“Il Signore ha vinto la schiavitù, ci ha liberati dal nostro essere schiavi e ci ha condotti ad una dimensione diversa, ad una relazione diversa, più intima, familiare, una relazione di consanguineità: da schiavi ci ha trasformati in figli. Da figli abbiamo la stessa eredità e da figli possiamo guardare Dio chiamandolo Padre. Questo lo vivremo in modo definitivo contemplando per l’eternità il volto del Signore. Però, dentro questa vita noi dobbiamo prenderci cura”. Così il vescovo, monsignor Serafino Parisi, che oggi ha presieduto le concelebrazioni eucaristiche officiate nei tre cimiteri cittadini (Sambiase, Nicastro e Sant’Eufemia) in suffragio ai defunti.
“Dire ‘Signore ti amo’ – ha aggiunto il Vescovo – è molto semplice; se poi lo dici con le lacrime risulti ancora più patetico. Il Signore si ama con i fatti e nella verità, direbbe Giovanni, concretamente. Anche da qui, magari, potrebbe venire una grande riflessione sul piano politico, quella politica alta, che scaturisce da una pagina del Vangelo come questa: se noi, per esempio, riuscissimo a pensare alle Politiche sociali prendendo come riferimento il rantolo di chi non ce la fa a camminare, la stanchezza di chi è ammalato e non ce la fa più, il respiro affannoso del povero che si trascina avanti nella storia. Se le nostre politiche sociali partissero da questa realtà ultima non avremmo ingiustizie o, meglio, anche le ingiustizie sarebbero di meno. Pensate ad esempio quanto succede nelle scuole quando un ragazzo, una ragazza, che ha bisogno del sostegno, di una continuità si trovano bloccati davanti ad una legge che, mentre si riempie la bocca di tolleranza, di inclusione, in realtà chiude, sbarra le possibilità agli altri perché c’è un’idea di giustizia troppo legata alla norma e poco aperta alla persona”.

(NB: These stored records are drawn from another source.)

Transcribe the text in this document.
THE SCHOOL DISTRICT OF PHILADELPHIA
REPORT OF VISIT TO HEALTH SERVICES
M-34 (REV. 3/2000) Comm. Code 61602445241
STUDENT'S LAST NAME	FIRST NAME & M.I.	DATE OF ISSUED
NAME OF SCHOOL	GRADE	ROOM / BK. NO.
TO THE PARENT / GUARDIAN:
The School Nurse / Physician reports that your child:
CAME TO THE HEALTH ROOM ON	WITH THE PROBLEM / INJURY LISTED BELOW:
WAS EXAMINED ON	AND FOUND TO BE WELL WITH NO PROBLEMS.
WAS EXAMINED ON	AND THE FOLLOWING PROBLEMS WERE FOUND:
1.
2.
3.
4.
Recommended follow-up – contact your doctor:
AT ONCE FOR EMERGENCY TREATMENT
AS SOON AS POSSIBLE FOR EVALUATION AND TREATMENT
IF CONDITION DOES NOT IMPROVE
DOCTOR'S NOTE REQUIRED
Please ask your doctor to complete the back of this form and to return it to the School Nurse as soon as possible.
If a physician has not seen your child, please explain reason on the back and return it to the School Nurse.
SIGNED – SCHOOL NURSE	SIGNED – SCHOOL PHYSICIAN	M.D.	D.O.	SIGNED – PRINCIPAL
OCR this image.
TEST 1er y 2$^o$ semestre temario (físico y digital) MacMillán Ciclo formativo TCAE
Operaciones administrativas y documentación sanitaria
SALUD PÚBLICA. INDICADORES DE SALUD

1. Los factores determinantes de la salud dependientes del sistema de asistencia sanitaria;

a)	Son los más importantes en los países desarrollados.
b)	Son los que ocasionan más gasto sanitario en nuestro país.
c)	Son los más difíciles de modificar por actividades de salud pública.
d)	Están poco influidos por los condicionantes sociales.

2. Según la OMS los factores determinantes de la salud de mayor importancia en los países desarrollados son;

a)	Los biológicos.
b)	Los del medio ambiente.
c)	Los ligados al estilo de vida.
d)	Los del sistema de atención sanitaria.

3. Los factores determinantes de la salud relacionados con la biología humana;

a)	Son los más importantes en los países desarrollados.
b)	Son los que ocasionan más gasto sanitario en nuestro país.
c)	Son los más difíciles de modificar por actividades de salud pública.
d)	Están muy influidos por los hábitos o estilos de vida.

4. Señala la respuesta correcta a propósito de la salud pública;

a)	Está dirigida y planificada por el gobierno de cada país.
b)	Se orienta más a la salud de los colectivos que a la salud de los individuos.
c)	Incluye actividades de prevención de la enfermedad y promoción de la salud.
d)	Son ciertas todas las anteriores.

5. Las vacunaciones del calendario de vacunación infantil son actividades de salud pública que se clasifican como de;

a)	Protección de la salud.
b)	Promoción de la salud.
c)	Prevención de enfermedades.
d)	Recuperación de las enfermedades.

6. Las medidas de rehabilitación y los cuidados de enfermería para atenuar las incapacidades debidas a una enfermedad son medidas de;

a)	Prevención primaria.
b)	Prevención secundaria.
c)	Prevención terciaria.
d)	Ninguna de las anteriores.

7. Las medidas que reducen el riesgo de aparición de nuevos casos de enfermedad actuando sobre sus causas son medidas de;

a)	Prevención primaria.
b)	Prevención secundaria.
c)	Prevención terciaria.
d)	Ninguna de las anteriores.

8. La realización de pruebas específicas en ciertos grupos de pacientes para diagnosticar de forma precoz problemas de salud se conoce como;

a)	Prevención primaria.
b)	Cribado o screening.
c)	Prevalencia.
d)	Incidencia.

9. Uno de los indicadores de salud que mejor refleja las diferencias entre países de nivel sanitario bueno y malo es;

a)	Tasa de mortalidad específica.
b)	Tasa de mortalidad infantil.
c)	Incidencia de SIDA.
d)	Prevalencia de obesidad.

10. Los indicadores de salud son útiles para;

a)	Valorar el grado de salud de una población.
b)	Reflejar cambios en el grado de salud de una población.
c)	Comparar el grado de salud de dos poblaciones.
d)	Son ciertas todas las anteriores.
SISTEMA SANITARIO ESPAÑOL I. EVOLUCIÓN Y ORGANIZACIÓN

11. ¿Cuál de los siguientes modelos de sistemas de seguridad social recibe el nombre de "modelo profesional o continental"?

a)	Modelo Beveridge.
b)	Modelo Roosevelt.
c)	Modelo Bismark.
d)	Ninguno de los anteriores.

“Noi – ha affermato ancora il Pastore della Chiesa che è in Lamezia – non dobbiamo governare e gestire le emergenze, ma farci carico ed essere responsabili del futuro dell’altro. Una bella idea di carità per il nostro principio della solidarietà, della sussidiarietà, del bene comune, per le politiche sociali, di elevazione dell’uomo di trasformazione della storia. Perché il Vangelo è questo: se un crocifisso è risorto, allora vuol dire che non c’è parola di morte sulla terra che non possa trovare la speranza della vita. Il vero senso della carità è innanzitutto non fare un gesto di elemosina per mettere a posto la coscienza ma fare la carità significa consegnarmi all’altro, totalmente, e dire all’altro ‘fa’ di me quello che vuoi perché ha senso la mia vita se riesce dare senso alla tua. Il senso della mia vita sei tu, come io posso essere il senso della tua esistenza’. È una consegna totale. Io non vado dal povero a dare qualche cosa che è mia. Magari vado dal povero a restituire qualcosa che era sua e che è stata tolta, oppure nella visione del Vangelo che è ancora più ampia: vado dal povero, dall’ultimo, a dargli quello stesso amore che mi attraversa all’interno del quale siamo inseriti e che è l’amore di Dio che tramite me vuole dare all’altro: io non do niente di mio, io faccio semplicemente da tramite dell’amore di Dio all’altro”.
Il brano di oggi del Vangelo, ha concluso monsignor Parisi, “ci indica la strada da compiere per arrivare pronti, preparati al giudizio. E la strada da compiere, lo abbiamo sentito, oggi, può essere riassunta, indicata, da un solo verbo e da un solo sostantivo: prendersi cura. La cura è il senso della nostra vita”.